Não é de admirar porquê. O que deve ser a energia que flui ao longo de meridianos prateados se sente mais como raias irregulares. É frustrante. Minhas curas deveriam corrigir esse desequilíbrio há muito tempo, mas só piorou.

"O Bijuu?" Eu pergunto, com um tom tão firme como posso reunir.

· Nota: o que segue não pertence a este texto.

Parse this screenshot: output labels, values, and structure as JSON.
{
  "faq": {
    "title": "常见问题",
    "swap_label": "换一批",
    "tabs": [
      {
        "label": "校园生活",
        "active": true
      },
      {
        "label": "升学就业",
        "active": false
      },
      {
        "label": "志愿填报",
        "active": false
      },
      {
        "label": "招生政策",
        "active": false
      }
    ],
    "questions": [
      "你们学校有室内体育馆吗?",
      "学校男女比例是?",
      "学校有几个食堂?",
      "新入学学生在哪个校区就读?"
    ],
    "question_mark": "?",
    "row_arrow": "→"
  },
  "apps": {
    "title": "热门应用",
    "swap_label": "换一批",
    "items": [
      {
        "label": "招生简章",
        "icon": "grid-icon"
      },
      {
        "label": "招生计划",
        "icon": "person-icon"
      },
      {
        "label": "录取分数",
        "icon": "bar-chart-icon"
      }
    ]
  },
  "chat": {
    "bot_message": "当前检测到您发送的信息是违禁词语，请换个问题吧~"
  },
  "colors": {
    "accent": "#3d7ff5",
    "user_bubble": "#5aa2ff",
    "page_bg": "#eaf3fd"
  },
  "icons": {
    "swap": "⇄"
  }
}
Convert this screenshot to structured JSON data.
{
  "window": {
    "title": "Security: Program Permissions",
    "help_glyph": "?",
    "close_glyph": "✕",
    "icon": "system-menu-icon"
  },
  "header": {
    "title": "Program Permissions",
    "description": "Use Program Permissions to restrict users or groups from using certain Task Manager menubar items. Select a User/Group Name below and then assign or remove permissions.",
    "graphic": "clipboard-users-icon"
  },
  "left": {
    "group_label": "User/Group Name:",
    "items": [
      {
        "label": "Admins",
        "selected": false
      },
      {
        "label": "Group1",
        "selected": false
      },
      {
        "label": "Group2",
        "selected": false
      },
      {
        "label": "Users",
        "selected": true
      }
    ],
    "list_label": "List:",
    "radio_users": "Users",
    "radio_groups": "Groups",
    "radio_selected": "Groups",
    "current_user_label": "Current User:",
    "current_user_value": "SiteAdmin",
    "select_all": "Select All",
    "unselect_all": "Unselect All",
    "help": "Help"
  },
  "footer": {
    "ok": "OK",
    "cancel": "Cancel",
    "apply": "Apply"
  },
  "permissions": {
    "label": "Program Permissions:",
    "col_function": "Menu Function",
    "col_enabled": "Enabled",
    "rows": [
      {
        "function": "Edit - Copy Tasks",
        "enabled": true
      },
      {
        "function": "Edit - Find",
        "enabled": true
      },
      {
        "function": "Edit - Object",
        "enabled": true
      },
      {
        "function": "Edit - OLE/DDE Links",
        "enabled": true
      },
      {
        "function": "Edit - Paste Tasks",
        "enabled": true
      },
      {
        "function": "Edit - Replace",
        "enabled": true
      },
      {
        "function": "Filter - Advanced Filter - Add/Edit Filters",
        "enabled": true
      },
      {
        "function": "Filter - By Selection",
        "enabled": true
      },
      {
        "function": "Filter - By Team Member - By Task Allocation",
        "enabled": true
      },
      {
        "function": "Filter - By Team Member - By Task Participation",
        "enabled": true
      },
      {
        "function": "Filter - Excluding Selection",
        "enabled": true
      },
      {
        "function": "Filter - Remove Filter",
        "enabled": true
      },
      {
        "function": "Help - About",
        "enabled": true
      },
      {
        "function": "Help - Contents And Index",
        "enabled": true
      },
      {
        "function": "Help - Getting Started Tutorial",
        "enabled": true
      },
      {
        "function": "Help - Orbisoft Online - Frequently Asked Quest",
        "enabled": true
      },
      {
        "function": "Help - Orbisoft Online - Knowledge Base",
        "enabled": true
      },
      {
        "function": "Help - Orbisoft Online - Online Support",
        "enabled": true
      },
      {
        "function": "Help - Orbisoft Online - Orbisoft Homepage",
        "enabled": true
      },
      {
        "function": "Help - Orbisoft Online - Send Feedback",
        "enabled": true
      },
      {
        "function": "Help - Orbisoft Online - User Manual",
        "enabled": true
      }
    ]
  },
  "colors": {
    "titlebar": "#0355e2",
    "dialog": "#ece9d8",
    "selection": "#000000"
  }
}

Ele segura o lado de sua cadeira. Não é um bom sinal. "O Bijuu está sob controle", ele encaixa, os olhos cintilando vermelho.

Fecho meus olhos e aprofundo e achei a verdade para mim. Sasuke tomou um pedaço de todo o poder do Bijuu antes de os ter escondido. Normalmente, o poder das Forças atadas é como uma bola densa de energia trancada em seu plexo solar. Hoje, essa esfera de poder é fissurante, ardendo rachaduras percorrendo sua concha e enviando interrupções ao longo de sua rede.

"Eu vejo", é tudo o que eu digo. Eu faço o meu melhor para suavizar seu chakra, mas eu sei que não vai conseguir muito. Mesmo sua rede ocular permanece vermelha e crua, apesar de tentar com toda a minha habilidade para diminuí-la.

Sakura-Chan!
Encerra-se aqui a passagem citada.